The financial watchdog rapped Finland's biggest bank over monitoring of possible money laundering and terror financing.

Finland's leading bank is majority-owned by the largest retail chain. Image: Nina Kaverinen / S-pankki
Yle News

The Finnish Financial Supervisory Authority (also known as FIN-FSA or Fiva) has fined S-Bank 980,000 euros over negligence in its customer oversight, also known as 'know your customer' (KYC) procedures. They are aimed at blocking financial institutions from being used to launder ill-gotten money or to fund terror groups.

S-Bank's "risk-based approach has not been sufficiently comprehensive to meet the requirements of the Act on Detecting and Preventing Money Laundering and Terrorist Financing nor had it obtained adequate customer due diligence data", the watchdog said on Wednesday. Fiva also found problems with the bank's IT systems and processes.

Biggest bank owned by biggest retailer

S-Bank has Finland's largest number of customers, more than three million. It is mostly owned by the S Group, the country's biggest retailer.

Fiva also issued a warning to an S-Bank subsidiary, FIM Asset Management, for insufficient KYC data on its customers.

However the FIN-FSA added that it "has no reason to suspect that money laundering offences referred to in the Criminal Code have been committed" in the operations of S-Bank or FIM Asset Management.

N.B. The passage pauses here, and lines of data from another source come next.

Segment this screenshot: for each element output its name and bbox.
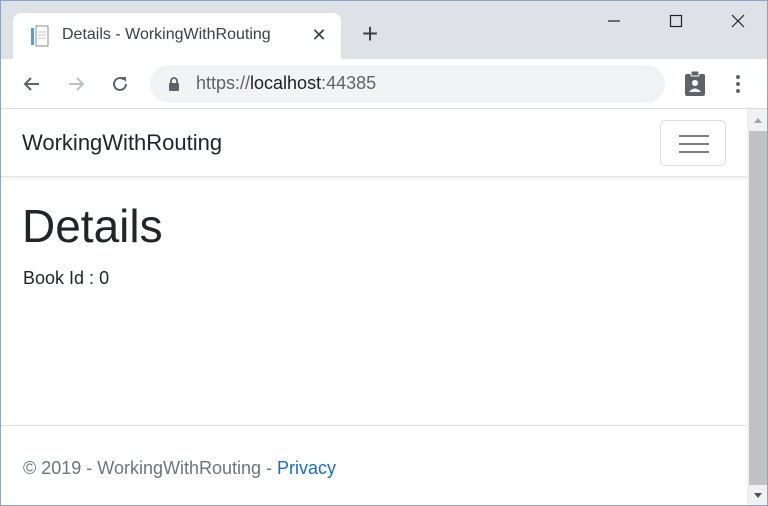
reload-icon[interactable] [105,69,135,99]
browser-tab[interactable]: Details - WorkingWithRouting ✕ [13,13,341,59]
hamburger-icon-bar [679,151,709,153]
hamburger-icon-bar [679,135,709,137]
footer-copyright: © 2019 - WorkingWithRouting - [23,458,278,478]
url-text: https://localhost:44385 [196,73,376,94]
site-footer: © 2019 - WorkingWithRouting - Privacy [1,425,747,505]
url-host: localhost [250,73,322,93]
scroll-thumb[interactable] [749,131,767,485]
new-tab-icon[interactable]: + [358,20,382,48]
footer-text: © 2019 - WorkingWithRouting - Privacy [23,458,336,479]
page-viewport: WorkingWithRouting Details Book Id : 0 ©… [1,109,747,505]
book-id-line: Book Id : 0 [23,268,109,289]
url-port: :44385 [321,73,377,93]
minimize-icon[interactable] [583,1,645,41]
maximize-icon[interactable] [645,1,707,41]
site-brand-link[interactable]: WorkingWithRouting [22,130,222,156]
book-id-separator: : [84,268,100,288]
page-favicon-icon [31,25,49,47]
back-arrow-icon[interactable] [17,69,47,99]
browser-window: Details - WorkingWithRouting ✕ + https:/… [0,0,768,506]
more-menu-icon[interactable] [726,70,750,98]
scroll-down-arrow-icon[interactable] [747,485,767,505]
navbar-toggler-button[interactable] [660,120,726,166]
tab-title: Details - WorkingWithRouting [62,26,271,43]
book-id-label: Book Id [23,268,85,288]
window-controls [583,1,767,41]
book-id-value: 0 [99,268,110,288]
url-scheme: https:// [196,73,251,93]
forward-arrow-icon[interactable] [61,69,91,99]
site-navbar: WorkingWithRouting [1,109,747,177]
tab-strip: Details - WorkingWithRouting ✕ + [1,1,767,59]
close-tab-icon[interactable]: ✕ [309,24,329,46]
browser-toolbar: https://localhost:44385 [1,59,767,109]
vertical-scrollbar[interactable] [747,109,767,505]
scroll-up-arrow-icon[interactable] [747,109,767,131]
address-bar[interactable]: https://localhost:44385 [150,65,665,103]
lock-icon [169,77,179,91]
page-title: Details [22,200,163,252]
privacy-link[interactable]: Privacy [277,458,336,478]
clipboard-extension-icon[interactable] [681,70,709,98]
hamburger-icon-bar [679,143,709,145]
close-window-icon[interactable] [707,1,767,41]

S-Bank: Bonus collectors unlikely to be money launderers

Jussi Sokka, the bank's vice president for legal, compliance and risk issues, said that the lender takes the matter very seriously.

"Although we do not entirely agree with the Financial Supervisory Authority, we accept the decision. From our point of view, for instance, those customers who have accounts at S-Bank merely in order to collect [S Group retail] bonus points pose a significantly lower risk of money laundering," he said in a statement on Wednesday.

Sokka told Yle that S-Bank tracks its customers' payment behaviour through various channels, including the S bonus system, as part of its KYC procedures.

Nordea and other banks operating in Finland have been accused of turning a blind eye to money laundering.